L’Europa in un mondo hobbesiano
È convinzione diffusa che su questa strada l’Europa abbia bisogno, da un lato di un impegno molto più forte in campo militare, dall’altro di una più efficace coesione politica e istituzionale. È sicuramente così, ma ci sono due questioni che condizionano l’intero processo e riguardano i due paesi maggiori. Il mondo che si prepara sarà molto più hobbesiano che kantiano. Il sogno dell’Europa “gigante gentile”, capace di costruire con le regole e i commerci un sistema multilaterale e pacifico a sua immagine e somiglianza, non è purtroppo d’attualità.
Ne discende che non è più possibile separare concettualmente le questioni economiche e commerciali da quelle strategiche e geopolitiche, affidando le prime alla nostra forza di persuasione o al fascino delle nostre regole e le seconde alla protezione americana. Come disse una volta Hubert Vedrine, verrà il giorno in cui dovremo scegliere fra essere una potenza ed essere la Svizzera. Questo nodo deve essere sciolto in primo luogo dalla Germania, ma anche da altri paesi più piccoli.
C’è però anche una questione francese. Essa ha due aspetti. Da un lato, accompagnare gli appelli all’autonomia strategica con sistematiche iniziative unilaterali o con un’esclusiva attenzione alla collaborazione con la Germania, è del tutto controproducente. Inoltre, dare l’impressione che l’autonomia è in primo luogo definita in funzione della distanza che comporta dagli USA è non solo fonte di inevitabile divisione in Europa, ma rischia di favorire dall’altro lato dell’atlantico proprio quel disimpegno americano che la maggioranza degli europei teme più di ogni cosa.
Il banco di prova della capacità di sviluppare una comune visione transatlantica allargata all’India e alle altre democrazie asiatiche, sarà ovviamente la questione cinese allo stesso tempo sul piano della tecnologia, dell’economia e della sicurezza.
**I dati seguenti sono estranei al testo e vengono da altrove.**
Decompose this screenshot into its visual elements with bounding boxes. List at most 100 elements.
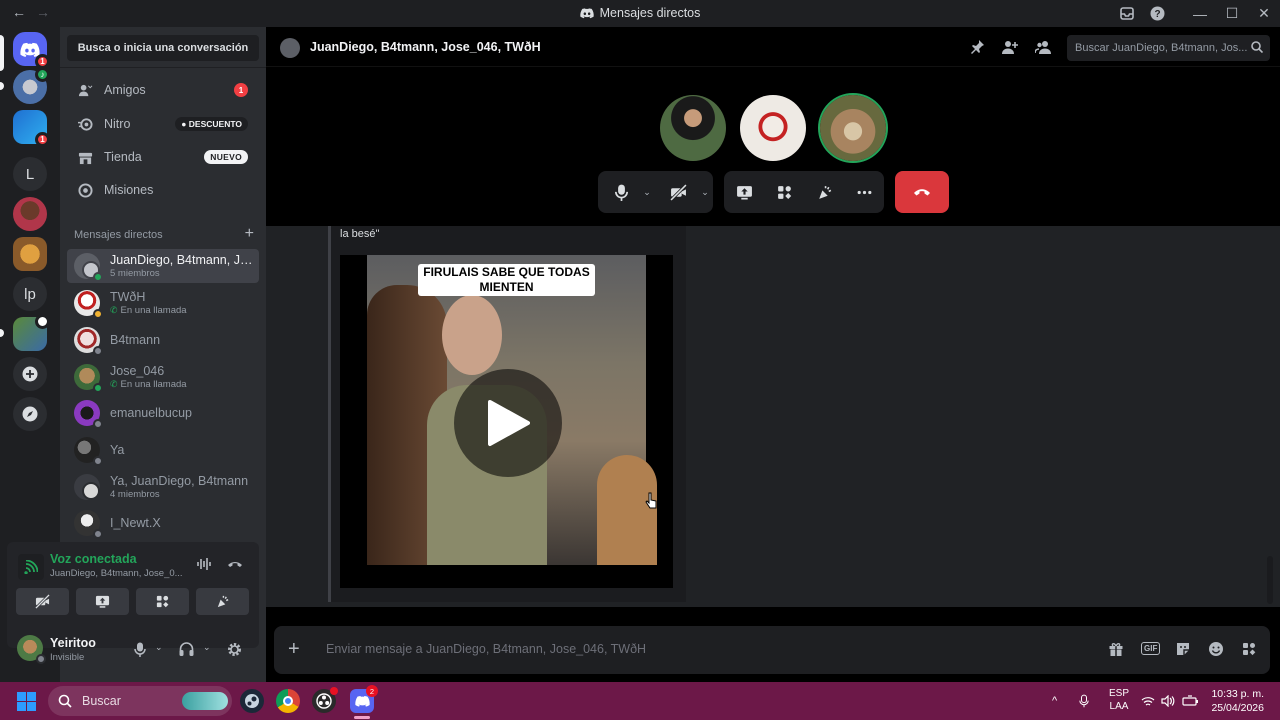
soundboard-button[interactable] <box>196 588 249 615</box>
start-button[interactable] <box>17 692 36 711</box>
play-button[interactable] <box>454 369 562 477</box>
minimize-icon[interactable]: — <box>1184 0 1216 27</box>
nitro-icon <box>77 117 93 131</box>
voice-channel-name: JuanDiego, B4tmann, Jose_0... <box>50 568 183 579</box>
dm-item-group-ya[interactable]: Ya, JuanDiego, B4tmann 4 miembros <box>67 470 259 504</box>
gif-button[interactable]: GIF <box>1141 642 1161 655</box>
dm-item-b4tmann[interactable]: B4tmann <box>67 323 259 357</box>
help-icon[interactable]: ? <box>1142 0 1172 27</box>
server-l[interactable]: L <box>13 157 47 191</box>
sticker-icon[interactable] <box>1175 641 1191 662</box>
maximize-icon[interactable]: ☐ <box>1216 0 1248 27</box>
microphone-icon <box>614 184 628 201</box>
server-game[interactable] <box>13 314 50 351</box>
chevron-down-icon[interactable]: ⌄ <box>698 171 712 213</box>
search-input[interactable]: Buscar JuanDiego, B4tmann, Jos... <box>1067 35 1270 61</box>
more-options-button[interactable] <box>844 171 884 213</box>
message-input[interactable]: Enviar mensaje a JuanDiego, B4tmann, Jos… <box>326 642 646 656</box>
headphones-icon[interactable] <box>179 642 194 659</box>
screen-share-button[interactable] <box>76 588 129 615</box>
dm-item-ya[interactable]: Ya <box>67 433 259 467</box>
camera-off-button[interactable] <box>16 588 69 615</box>
chevron-down-icon[interactable]: ⌄ <box>203 642 211 653</box>
chevron-down-icon[interactable]: ⌄ <box>640 171 654 213</box>
volume-icon[interactable] <box>1161 682 1175 720</box>
activities-button[interactable] <box>136 588 189 615</box>
connection-signal-icon[interactable] <box>18 554 44 580</box>
user-panel: Yeiritoo Invisible ⌄ ⌄ <box>7 625 259 673</box>
unread-indicator <box>0 329 4 337</box>
hang-up-button[interactable] <box>895 171 949 213</box>
nav-friends[interactable]: Amigos 1 <box>68 75 258 105</box>
chevron-down-icon[interactable]: ⌄ <box>155 642 163 653</box>
avatar <box>74 364 103 393</box>
voice-status-title[interactable]: Voz conectada <box>50 552 137 566</box>
server-burger[interactable] <box>13 237 47 271</box>
microphone-icon[interactable] <box>134 642 146 660</box>
find-conversation-button[interactable]: Busca o inicia una conversación <box>67 35 259 61</box>
dm-item-emanuelbucup[interactable]: emanuelbucup <box>67 396 259 430</box>
obs-icon[interactable] <box>312 687 338 713</box>
pin-icon[interactable] <box>969 39 985 60</box>
nav-shop[interactable]: Tienda NUEVO <box>68 142 258 172</box>
settings-gear-icon[interactable] <box>227 642 242 660</box>
call-actions-group <box>724 171 884 213</box>
participant-avatar-speaking[interactable] <box>820 95 886 161</box>
nav-nitro[interactable]: Nitro ● DESCUENTO <box>68 109 258 139</box>
dm-item-twdh[interactable]: TWðH ✆ En una llamada <box>67 286 259 320</box>
screen-share-button[interactable] <box>724 171 764 213</box>
camera-off-button[interactable] <box>658 171 698 213</box>
server-lp[interactable]: lp <box>13 277 47 311</box>
member-list-icon[interactable] <box>1034 39 1051 60</box>
apps-icon[interactable] <box>1241 641 1257 662</box>
activities-button[interactable] <box>764 171 804 213</box>
message-embed: la besé" FIRULAIS SABE QUE TODAS MIENTEN <box>328 226 686 602</box>
channel-title[interactable]: JuanDiego, B4tmann, Jose_046, TWðH <box>310 40 541 54</box>
dm-item-group-juandiego[interactable]: JuanDiego, B4tmann, Jose_046, TWðH 5 mie… <box>67 249 259 283</box>
create-dm-plus-icon[interactable]: + <box>245 226 254 242</box>
server-avatar[interactable] <box>13 197 47 231</box>
microphone-tray-icon[interactable] <box>1079 682 1089 720</box>
inbox-icon[interactable] <box>1112 0 1142 27</box>
nav-quests[interactable]: Misiones <box>68 175 258 205</box>
group-dm-icon <box>280 38 300 58</box>
microphone-button[interactable] <box>602 171 640 213</box>
video-attachment[interactable]: FIRULAIS SABE QUE TODAS MIENTEN <box>340 255 673 588</box>
discord-logo-icon <box>20 42 40 57</box>
video-caption: FIRULAIS SABE QUE TODAS MIENTEN <box>418 264 595 296</box>
avatar <box>74 290 103 319</box>
add-friends-icon[interactable] <box>1002 39 1018 60</box>
chrome-icon[interactable] <box>276 689 300 713</box>
show-hidden-icons[interactable]: ^ <box>1052 682 1057 720</box>
discord-taskbar-icon[interactable]: 2 <box>350 685 378 713</box>
server-voice-group[interactable]: ♪ <box>13 67 50 104</box>
upload-plus-icon[interactable]: + <box>288 639 300 659</box>
dm-item-jose046[interactable]: Jose_046 ✆ En una llamada <box>67 360 259 394</box>
participant-avatar[interactable] <box>740 95 806 161</box>
steam-icon[interactable] <box>240 689 264 713</box>
soundboard-button[interactable] <box>804 171 844 213</box>
battery-icon[interactable] <box>1182 682 1199 720</box>
video-letterbox <box>367 565 646 588</box>
discover-button[interactable] <box>13 397 47 431</box>
dm-item-inewtx[interactable]: I_Newt.X <box>67 506 259 540</box>
language-indicator[interactable]: ESP LAA <box>1109 687 1129 713</box>
emoji-icon[interactable] <box>1208 641 1224 662</box>
friends-count-badge: 1 <box>234 83 248 97</box>
svg-text:?: ? <box>1154 9 1160 20</box>
username[interactable]: Yeiritoo <box>50 636 96 650</box>
gift-icon[interactable] <box>1108 641 1124 662</box>
user-avatar[interactable] <box>17 635 46 664</box>
scrollbar-thumb[interactable] <box>1267 556 1273 604</box>
activities-icon <box>777 185 791 199</box>
add-server-button[interactable] <box>13 357 47 391</box>
taskbar-search[interactable]: Buscar <box>48 686 232 716</box>
server-cube[interactable]: 1 <box>13 110 50 147</box>
participant-avatar[interactable] <box>660 95 726 161</box>
disconnect-icon[interactable] <box>227 557 243 574</box>
noise-suppression-icon[interactable] <box>196 557 212 574</box>
close-icon[interactable]: ✕ <box>1248 0 1280 27</box>
home-button[interactable]: 1 <box>13 32 50 69</box>
wifi-icon[interactable] <box>1141 682 1155 720</box>
system-clock[interactable]: 10:33 p. m. 25/04/2026 <box>1211 687 1264 715</box>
C’è tuttavia un’altra sfida che accomuna europei e americani. I fallimenti iracheno e afgano, ma anche le difficolta che abbiamo in Libia e nel Sahel mostrano le complessità del nation building in paesi la cui instabilità può creare gravi problemi sistemici. Queste complessità non possono né essere scartate a priori come estranee alla nostra capacità d’azione, né ridotte a semplici slogan come “esportazione della democrazia”.
Le condizioni che permettono lo sviluppo della democrazia e il rispetto dei diritti umani che stanno al cuore dei nostri valori e quindi anche in difficile equilibrio con i nostri interessi, richiedono la definizione di strategie politiche, culturali, economiche e militari di cui ancora non si vede il segno né in America né in Europa. In fondo, è proprio la complessità di una simile strategia che avrebbe dovuto giustificare la “pazienza” che è mancata a Biden. La lezione afgana potrebbe almeno servire a questo.